On 11/10/2019 10:45, Marek Szyprowski wrote:
> Hi Laurent,
>
> On 12.09.2019 15:30, Laurent Vivier wrote:
>> add_early_randomness() is called every time a new rng backend is added
>> and every time it is set as the current rng provider.
>>
>> add_early_randomness() is called from functions locking rng_mutex,
>> and if it hangs all the hw_random framework hangs: we can't read sysfs,
>> add or remove a backend.
>>
>> This patch move add_early_randomness() out of the rng_mutex zone.
>> It only needs the reading_mutex.
>>
>> Signed-off-by: Laurent Vivier <[email protected]>
>
> This patch landed in today's linux-next and causes the following warning
> on ARM 32bit Exynos5420-based Chromebook Peach-Pit board:
>
> tpm_i2c_infineon 9-0020: 1.2 TPM (device-id 0x1A)
> ------------[ cut here ]------------
> WARNING: CPU: 3 PID: 1 at lib/refcount.c:156 hwrng_register+0x13c/0x1b4
> refcount_t: increment on 0; use-after-free.
> Modules linked in:
> CPU: 3 PID: 1 Comm: swapper/0 Not tainted 5.4.0-rc1-00061-gdaae28debcb0
> #6714
> Hardware name: SAMSUNG EXYNOS (Flattened Device Tree)
> [<c01124c8>] (unwind_backtrace) from [<c010dfb8>] (show_stack+0x10/0x14)
> [<c010dfb8>] (show_stack) from [<c0ae86d8>] (dump_stack+0xa8/0xd4)
> [<c0ae86d8>] (dump_stack) from [<c0127428>] (__warn+0xf4/0x10c)
> [<c0127428>] (__warn) from [<c01274b4>] (warn_slowpath_fmt+0x74/0xb8)
> [<c01274b4>] (warn_slowpath_fmt) from [<c054729c>]
> (hwrng_register+0x13c/0x1b4)

This can happen if hwrng_init() has not been called for rng, that is
called by set_current_rng().

It appears with this patch because I have introduced the kref_get()
before the call of add_early_randomness() when the rng device is new but
is not set as the current one.
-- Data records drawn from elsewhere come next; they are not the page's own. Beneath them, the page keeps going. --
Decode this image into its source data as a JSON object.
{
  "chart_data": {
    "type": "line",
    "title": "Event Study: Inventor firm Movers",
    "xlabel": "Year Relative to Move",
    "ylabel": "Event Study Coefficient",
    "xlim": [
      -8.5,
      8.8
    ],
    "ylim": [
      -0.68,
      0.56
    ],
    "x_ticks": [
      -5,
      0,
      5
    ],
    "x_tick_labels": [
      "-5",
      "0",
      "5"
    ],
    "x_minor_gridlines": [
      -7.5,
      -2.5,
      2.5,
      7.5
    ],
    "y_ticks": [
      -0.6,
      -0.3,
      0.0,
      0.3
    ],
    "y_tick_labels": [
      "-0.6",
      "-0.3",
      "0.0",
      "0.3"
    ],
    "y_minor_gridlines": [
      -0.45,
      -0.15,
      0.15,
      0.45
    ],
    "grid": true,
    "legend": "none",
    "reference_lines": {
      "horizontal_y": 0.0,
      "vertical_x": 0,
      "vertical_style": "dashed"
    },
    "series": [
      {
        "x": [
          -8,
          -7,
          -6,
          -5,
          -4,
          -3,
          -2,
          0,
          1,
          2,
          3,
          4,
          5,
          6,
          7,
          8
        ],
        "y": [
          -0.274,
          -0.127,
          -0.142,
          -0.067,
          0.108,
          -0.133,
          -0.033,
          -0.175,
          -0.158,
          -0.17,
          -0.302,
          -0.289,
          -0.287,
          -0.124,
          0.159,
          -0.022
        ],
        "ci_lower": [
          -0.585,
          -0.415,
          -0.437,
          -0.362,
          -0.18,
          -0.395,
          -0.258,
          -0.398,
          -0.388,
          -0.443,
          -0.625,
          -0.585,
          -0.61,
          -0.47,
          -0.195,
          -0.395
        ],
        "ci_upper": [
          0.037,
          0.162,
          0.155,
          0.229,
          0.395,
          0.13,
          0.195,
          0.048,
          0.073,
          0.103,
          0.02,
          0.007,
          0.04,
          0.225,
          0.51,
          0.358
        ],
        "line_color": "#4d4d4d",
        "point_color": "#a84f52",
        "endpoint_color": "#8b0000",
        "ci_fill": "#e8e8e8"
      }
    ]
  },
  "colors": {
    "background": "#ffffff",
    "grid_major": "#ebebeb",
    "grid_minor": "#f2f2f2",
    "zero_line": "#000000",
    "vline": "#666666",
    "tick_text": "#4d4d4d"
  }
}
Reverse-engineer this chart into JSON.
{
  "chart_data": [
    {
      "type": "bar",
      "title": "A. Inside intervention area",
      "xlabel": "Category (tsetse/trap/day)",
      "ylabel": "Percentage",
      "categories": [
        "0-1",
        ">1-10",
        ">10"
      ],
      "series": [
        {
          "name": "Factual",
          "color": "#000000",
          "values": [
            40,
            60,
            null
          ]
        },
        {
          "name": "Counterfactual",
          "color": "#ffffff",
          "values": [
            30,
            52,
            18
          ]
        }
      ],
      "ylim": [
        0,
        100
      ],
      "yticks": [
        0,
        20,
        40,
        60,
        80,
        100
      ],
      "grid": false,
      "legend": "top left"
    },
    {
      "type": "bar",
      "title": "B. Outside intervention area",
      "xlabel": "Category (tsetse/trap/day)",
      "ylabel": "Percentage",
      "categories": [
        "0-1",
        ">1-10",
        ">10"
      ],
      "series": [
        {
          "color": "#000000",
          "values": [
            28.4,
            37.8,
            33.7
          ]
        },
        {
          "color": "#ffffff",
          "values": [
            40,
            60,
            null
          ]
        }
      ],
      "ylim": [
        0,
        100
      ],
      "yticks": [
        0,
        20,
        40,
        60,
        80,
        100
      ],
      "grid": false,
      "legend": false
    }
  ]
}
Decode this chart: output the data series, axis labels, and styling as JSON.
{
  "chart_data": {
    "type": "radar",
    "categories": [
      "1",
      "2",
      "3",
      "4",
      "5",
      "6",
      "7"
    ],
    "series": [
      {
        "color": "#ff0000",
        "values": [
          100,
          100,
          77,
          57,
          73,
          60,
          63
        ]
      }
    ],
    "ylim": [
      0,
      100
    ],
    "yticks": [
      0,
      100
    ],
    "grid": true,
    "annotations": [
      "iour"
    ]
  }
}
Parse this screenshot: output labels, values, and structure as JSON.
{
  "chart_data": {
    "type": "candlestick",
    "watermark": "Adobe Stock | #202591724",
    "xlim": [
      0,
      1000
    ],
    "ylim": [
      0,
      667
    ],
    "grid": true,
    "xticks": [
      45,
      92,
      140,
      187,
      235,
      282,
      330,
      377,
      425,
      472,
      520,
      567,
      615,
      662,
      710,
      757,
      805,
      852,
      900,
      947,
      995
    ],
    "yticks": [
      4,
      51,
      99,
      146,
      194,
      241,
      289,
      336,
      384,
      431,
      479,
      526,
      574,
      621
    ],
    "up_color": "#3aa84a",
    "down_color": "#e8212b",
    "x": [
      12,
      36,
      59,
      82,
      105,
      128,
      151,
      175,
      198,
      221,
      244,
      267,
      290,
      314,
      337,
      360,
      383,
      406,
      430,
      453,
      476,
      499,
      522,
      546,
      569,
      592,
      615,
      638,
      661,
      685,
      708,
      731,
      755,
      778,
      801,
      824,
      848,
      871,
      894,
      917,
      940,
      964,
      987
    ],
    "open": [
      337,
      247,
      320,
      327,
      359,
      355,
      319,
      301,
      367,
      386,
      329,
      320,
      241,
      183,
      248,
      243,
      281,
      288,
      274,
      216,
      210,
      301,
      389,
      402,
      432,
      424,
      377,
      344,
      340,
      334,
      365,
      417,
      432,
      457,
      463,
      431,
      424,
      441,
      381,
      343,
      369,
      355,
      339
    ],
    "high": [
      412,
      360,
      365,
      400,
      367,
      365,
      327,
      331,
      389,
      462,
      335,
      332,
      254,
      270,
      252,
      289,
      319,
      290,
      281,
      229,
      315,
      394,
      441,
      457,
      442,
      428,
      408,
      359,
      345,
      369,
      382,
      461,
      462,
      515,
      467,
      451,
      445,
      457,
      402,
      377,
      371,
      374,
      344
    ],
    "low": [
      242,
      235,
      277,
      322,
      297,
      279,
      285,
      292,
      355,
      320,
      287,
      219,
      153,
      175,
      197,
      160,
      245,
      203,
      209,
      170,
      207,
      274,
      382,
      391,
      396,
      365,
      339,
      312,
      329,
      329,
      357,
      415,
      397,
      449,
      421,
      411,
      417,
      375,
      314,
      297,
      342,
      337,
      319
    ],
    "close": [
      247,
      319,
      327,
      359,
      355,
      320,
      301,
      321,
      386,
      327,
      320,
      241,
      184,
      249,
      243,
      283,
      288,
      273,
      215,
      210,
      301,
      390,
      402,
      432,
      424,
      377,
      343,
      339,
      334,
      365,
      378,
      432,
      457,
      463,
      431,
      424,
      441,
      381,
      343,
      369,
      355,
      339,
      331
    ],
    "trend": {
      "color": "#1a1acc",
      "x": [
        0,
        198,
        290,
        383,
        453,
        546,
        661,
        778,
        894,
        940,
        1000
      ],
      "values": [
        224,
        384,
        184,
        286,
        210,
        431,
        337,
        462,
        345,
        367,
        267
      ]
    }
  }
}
So add_early_randomness() was called on
an unitialized device (it was already the case before)

I wanted to take the ref before releasing the mutex to avoid race
condition, but if the new rng device is not the new current_rng one, we
don't need that as the ref is only used with current_rng device.

I'm going to rework this patch.

Thanks,
Laurent